When billing for CPT code 22858, it is important to ensure that the procedure meets the specific criteria outlined in the code description. Additionally, CPT code 22858 should only be reported in conjunction with the primary procedure code, CPT code 22856. Payers may not reimburse for CPT code 22858 if it is reported without an appropriate primary code.

8. Historical information

CPT code 22858 was added to the Current Procedural Terminology system on January 1, 2015. There have been no updates or changes to the code since its addition.

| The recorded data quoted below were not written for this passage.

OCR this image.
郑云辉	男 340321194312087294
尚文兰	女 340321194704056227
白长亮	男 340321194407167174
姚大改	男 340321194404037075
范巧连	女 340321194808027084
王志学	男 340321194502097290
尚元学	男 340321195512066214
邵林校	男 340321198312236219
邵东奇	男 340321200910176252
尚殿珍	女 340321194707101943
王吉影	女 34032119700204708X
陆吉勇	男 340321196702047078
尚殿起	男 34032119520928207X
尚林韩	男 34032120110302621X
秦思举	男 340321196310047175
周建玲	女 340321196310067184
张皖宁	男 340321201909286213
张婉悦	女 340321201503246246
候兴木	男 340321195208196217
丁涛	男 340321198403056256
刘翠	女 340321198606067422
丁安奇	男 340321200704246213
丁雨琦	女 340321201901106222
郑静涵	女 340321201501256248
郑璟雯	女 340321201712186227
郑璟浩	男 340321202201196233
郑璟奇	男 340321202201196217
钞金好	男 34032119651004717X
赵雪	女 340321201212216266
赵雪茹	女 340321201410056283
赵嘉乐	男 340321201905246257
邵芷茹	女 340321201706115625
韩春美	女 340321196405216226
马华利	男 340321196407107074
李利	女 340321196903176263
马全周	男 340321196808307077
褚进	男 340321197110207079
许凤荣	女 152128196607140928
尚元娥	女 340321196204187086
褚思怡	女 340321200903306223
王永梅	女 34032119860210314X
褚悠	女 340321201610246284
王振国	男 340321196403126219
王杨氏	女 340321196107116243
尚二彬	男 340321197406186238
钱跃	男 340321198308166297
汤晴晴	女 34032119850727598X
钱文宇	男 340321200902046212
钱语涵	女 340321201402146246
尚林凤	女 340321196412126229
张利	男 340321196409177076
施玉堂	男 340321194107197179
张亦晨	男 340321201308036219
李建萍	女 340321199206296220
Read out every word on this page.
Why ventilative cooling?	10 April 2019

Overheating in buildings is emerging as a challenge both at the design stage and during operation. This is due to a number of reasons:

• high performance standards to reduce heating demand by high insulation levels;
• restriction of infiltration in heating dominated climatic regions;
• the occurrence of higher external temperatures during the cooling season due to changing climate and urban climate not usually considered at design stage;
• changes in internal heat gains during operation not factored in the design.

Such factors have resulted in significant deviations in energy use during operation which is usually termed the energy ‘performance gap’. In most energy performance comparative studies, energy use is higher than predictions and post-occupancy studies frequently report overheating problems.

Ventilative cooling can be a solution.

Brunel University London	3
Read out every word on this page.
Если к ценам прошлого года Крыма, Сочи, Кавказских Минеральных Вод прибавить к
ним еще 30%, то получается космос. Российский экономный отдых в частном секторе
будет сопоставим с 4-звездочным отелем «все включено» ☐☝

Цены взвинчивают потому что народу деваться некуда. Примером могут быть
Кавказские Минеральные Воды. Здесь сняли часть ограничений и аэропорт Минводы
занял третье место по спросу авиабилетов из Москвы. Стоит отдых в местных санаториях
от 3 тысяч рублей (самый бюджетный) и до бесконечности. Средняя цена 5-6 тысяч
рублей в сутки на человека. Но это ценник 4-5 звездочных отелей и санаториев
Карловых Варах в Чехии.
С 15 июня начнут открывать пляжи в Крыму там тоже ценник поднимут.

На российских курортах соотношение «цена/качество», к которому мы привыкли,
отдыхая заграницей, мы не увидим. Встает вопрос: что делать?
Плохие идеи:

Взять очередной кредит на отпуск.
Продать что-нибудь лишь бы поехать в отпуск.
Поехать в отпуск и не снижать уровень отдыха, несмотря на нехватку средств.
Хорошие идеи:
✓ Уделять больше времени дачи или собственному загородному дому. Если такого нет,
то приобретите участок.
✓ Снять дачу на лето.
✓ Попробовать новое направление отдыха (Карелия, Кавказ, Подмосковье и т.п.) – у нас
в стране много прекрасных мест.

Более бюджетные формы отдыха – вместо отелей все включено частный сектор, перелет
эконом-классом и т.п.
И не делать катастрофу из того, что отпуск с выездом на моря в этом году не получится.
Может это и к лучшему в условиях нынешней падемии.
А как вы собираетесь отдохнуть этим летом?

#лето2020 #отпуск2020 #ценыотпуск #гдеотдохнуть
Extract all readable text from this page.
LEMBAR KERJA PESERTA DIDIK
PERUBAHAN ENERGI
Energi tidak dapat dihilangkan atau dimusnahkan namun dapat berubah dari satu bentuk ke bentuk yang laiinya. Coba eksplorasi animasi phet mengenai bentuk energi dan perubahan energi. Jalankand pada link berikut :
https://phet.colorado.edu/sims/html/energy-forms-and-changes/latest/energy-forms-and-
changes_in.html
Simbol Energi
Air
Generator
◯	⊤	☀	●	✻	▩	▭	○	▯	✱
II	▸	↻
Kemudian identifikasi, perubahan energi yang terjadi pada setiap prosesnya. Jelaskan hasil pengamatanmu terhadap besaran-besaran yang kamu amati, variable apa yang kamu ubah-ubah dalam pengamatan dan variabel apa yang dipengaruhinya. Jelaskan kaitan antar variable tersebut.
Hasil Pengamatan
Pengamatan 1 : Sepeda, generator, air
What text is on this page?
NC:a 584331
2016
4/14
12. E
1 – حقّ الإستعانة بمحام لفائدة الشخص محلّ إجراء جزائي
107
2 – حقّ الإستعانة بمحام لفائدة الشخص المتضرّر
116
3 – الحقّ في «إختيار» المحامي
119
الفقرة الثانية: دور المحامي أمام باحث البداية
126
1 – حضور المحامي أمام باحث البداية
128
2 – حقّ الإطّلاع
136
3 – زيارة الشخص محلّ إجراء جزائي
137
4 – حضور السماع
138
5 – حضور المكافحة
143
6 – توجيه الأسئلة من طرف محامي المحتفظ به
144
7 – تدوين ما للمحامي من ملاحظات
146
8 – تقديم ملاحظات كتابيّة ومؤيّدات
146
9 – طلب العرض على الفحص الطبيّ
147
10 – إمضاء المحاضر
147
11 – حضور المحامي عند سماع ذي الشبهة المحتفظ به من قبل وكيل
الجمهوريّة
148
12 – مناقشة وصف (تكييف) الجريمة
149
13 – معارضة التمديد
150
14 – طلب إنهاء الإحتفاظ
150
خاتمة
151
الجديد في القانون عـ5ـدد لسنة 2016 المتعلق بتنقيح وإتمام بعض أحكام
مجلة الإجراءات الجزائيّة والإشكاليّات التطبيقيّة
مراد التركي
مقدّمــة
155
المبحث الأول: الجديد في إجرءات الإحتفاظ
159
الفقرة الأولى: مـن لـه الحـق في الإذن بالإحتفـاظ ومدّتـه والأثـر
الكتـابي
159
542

9. Similar codes to CPT code 22858

There are no similar codes to CPT code 22858 within the range of spinal instrumentation procedures on the spine (vertebral column) (22840-22870).

9. Examples

  1. A patient with degenerative disc disease undergoes total disc arthroplasty (artificial disc) on the cervical spine at the C5-C6 level.
  2. A patient with a herniated disc in the cervical spine undergoes total disc arthroplasty (artificial disc) at the C4-C5 level.
  3. A patient with spinal cord compression due to disc degeneration undergoes total disc arthroplasty (artificial disc) at the C6-C7 level.
  4. A patient with multilevel disc herniations in the cervical spine undergoes total disc arthroplasty (artificial disc) at the C3-C4 and C7-T1 levels.
  5. A patient with osteophytes causing nerve root compression undergoes total disc arthroplasty (artificial disc) at the C2-C3 level.
  6. A patient with persistent neck pain and limited mobility undergoes total disc arthroplasty (artificial disc) at the C6-C7 level.
  7. A patient with cervical disc degeneration and radiculopathy undergoes total disc arthroplasty (artificial disc) at the C5-C6 level.
  8. A patient with cervical disc herniation and myelopathy undergoes total disc arthroplasty (artificial disc) at the C4-C5 level.
  9. A patient with cervical disc degeneration and spinal cord compression undergoes total disc arthroplasty (artificial disc) at the C3-C4 level.
  10. A patient with cervical disc herniation and radiculopathy undergoes total disc arthroplasty (artificial disc) at the C6-C7 level.